In the Billboard interview, Ek said, "There are many artists to whom, through the labels, we're paying out millions a year already. Those check sizes will just keep increasing. I'm certain that if we can get the billion-people-plus that are consuming music online and move them into a model like Spotify, the industry would be considerably bigger than it is today."

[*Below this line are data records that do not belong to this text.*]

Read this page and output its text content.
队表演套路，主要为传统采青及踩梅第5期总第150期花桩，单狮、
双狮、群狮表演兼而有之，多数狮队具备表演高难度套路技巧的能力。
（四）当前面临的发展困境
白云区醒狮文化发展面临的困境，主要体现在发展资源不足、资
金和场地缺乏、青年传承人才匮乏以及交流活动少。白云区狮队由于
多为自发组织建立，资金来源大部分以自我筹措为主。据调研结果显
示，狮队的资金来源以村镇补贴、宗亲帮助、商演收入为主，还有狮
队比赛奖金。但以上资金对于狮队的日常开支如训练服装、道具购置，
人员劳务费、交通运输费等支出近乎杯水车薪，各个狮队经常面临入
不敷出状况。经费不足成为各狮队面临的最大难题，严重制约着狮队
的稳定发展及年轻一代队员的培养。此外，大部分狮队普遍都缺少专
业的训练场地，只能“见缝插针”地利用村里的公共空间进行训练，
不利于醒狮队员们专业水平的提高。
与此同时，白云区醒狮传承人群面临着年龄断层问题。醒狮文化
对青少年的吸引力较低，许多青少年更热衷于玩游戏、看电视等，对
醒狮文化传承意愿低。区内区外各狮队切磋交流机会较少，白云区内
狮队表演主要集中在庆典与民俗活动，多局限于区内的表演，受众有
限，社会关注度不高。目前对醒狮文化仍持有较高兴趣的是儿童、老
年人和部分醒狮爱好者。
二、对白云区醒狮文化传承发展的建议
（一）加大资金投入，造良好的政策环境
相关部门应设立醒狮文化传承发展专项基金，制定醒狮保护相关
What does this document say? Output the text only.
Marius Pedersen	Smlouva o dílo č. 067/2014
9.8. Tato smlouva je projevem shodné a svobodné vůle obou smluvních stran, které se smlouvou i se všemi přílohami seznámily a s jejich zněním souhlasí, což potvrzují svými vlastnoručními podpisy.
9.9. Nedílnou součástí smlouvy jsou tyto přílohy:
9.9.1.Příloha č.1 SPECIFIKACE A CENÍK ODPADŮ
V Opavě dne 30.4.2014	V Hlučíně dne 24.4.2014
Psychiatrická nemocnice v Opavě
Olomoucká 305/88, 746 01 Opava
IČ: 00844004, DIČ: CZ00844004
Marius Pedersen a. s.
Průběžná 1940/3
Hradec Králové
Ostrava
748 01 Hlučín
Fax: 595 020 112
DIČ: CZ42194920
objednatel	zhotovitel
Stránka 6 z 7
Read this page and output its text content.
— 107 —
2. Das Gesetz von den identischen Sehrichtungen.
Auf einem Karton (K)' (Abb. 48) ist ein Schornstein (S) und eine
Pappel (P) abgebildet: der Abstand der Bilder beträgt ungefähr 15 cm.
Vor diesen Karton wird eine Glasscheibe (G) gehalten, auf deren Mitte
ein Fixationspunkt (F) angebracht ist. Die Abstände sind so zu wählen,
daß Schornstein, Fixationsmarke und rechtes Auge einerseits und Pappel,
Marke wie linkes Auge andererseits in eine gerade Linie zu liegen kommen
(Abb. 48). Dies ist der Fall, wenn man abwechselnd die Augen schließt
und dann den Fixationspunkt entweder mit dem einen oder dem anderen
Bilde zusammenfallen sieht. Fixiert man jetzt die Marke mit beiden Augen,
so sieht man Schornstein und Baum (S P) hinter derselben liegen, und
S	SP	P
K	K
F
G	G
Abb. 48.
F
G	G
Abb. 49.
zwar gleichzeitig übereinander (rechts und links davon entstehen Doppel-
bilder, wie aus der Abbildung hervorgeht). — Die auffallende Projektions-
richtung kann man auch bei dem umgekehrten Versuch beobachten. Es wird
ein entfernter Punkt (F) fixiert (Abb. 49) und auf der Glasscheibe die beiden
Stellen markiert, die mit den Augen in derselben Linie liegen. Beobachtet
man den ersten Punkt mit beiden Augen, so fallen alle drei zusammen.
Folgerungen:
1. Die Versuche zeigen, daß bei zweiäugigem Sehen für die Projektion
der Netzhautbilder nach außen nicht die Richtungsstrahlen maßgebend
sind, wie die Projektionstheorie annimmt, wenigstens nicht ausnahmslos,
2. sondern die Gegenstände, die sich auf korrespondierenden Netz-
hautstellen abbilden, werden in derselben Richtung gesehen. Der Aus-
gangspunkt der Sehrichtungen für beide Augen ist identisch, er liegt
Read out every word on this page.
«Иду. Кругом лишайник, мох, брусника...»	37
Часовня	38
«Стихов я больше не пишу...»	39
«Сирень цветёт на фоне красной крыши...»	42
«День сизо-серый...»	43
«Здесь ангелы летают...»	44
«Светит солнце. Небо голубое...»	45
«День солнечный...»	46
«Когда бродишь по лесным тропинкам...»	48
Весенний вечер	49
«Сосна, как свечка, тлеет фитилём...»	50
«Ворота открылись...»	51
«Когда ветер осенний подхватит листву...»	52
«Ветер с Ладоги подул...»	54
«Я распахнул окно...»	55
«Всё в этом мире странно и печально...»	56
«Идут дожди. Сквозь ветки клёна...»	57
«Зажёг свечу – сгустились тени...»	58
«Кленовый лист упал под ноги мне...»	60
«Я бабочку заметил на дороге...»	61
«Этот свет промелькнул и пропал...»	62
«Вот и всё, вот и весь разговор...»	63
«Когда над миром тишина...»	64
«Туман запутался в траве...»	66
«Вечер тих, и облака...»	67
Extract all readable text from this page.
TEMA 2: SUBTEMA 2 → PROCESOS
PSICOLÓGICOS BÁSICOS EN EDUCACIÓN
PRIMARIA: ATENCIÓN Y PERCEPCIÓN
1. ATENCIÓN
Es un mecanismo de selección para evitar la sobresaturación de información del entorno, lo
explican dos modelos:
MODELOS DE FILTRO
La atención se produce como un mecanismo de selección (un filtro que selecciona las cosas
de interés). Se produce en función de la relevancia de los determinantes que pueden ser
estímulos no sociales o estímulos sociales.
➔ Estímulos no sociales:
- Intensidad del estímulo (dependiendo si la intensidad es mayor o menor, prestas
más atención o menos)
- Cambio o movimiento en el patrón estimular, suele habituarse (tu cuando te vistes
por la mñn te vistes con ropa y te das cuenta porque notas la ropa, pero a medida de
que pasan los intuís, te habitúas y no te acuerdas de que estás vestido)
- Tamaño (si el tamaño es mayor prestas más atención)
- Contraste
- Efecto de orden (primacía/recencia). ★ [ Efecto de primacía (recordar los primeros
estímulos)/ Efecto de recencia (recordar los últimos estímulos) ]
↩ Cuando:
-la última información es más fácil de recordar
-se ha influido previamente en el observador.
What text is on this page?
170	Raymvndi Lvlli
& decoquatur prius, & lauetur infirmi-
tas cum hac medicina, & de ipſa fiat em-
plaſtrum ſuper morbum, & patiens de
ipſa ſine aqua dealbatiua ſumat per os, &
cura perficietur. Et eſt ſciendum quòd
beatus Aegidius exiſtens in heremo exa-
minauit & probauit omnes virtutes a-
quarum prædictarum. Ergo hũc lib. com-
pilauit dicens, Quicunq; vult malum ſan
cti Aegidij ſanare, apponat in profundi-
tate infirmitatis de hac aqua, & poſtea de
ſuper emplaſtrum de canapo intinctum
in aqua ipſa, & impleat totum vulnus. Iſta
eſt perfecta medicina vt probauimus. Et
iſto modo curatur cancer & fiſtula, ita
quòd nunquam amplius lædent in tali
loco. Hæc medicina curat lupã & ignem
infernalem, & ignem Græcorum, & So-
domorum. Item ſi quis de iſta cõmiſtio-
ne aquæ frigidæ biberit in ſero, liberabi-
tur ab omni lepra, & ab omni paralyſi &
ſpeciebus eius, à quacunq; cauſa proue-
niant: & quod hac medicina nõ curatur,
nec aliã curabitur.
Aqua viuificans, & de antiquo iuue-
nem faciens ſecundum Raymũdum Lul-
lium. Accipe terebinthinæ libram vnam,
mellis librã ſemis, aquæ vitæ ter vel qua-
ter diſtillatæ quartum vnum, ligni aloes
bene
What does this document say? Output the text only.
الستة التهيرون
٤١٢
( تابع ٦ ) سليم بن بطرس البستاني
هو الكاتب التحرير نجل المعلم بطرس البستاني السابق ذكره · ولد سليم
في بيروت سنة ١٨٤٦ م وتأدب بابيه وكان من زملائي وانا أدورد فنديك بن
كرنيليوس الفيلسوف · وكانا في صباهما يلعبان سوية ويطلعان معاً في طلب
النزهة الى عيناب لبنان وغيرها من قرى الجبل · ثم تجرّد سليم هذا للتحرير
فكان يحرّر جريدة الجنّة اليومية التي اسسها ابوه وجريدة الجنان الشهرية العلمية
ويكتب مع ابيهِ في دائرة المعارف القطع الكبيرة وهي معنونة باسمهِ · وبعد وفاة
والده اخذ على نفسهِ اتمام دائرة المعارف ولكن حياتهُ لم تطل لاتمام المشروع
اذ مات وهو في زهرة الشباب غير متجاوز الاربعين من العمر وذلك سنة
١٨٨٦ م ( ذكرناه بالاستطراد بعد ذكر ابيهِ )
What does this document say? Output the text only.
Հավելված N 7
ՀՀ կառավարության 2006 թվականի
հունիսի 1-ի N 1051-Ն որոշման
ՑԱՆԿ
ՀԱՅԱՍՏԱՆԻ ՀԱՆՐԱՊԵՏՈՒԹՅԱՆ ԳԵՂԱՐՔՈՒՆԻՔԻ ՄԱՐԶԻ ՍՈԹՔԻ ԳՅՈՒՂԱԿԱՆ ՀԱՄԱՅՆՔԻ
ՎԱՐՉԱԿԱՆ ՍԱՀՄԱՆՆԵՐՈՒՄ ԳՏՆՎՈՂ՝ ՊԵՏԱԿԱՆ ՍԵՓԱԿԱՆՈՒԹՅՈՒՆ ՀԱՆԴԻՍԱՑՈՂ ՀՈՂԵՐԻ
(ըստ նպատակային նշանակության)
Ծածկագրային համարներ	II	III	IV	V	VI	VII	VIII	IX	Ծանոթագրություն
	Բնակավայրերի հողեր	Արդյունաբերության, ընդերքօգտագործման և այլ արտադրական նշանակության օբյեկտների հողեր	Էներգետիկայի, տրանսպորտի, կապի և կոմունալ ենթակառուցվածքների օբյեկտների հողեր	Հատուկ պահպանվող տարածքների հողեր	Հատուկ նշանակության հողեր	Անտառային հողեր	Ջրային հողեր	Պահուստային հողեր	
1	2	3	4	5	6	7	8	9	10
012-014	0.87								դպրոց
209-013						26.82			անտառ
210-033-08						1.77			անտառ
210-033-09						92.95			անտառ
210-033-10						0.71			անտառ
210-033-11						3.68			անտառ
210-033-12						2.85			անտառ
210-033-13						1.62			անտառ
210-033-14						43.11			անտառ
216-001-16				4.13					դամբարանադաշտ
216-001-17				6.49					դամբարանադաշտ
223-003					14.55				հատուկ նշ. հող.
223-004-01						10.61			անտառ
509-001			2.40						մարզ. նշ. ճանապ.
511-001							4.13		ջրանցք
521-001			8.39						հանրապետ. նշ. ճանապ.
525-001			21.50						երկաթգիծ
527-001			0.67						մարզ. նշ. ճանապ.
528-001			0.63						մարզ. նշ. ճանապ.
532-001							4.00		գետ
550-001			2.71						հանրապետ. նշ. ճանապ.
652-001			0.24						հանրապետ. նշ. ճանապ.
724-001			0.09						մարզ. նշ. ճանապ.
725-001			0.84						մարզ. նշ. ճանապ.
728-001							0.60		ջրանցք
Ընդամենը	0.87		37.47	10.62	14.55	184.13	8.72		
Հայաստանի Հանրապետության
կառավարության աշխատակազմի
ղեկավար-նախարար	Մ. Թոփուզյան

Related: Taylor Swift missing from Spotify's top music of 2014

In the age of easy downloads, the music industry has struggled with piracy. Ek said that converting those users to Spotify, or "a legal service of any kind, that's a huge win."

The Swedish CEO told Billdboard that the best part about 2014, other than becoming a father, was expanding his company into about 30 more countries.

"The growth in subscribers has been fantastic," he told Billboard. "But [also] I'm an impatient guy, so while we've [added] almost 30 countries, we want to move faster and get the industry back to growth again."

Related: Wyclef Jean on T-Swift-Spotify spat

Ek didn't say much when asked if Spotify would become a publicly-traded company, but he did offer his opinion on who could be the music world's next big star.

"I've been listening to Banks a lot and I hope more people will discover her," he told Billboard. "I was recently in Singapore and ended up seeing Mongolian hip-hop. I don't remember the band's name, but it was pretty surreal."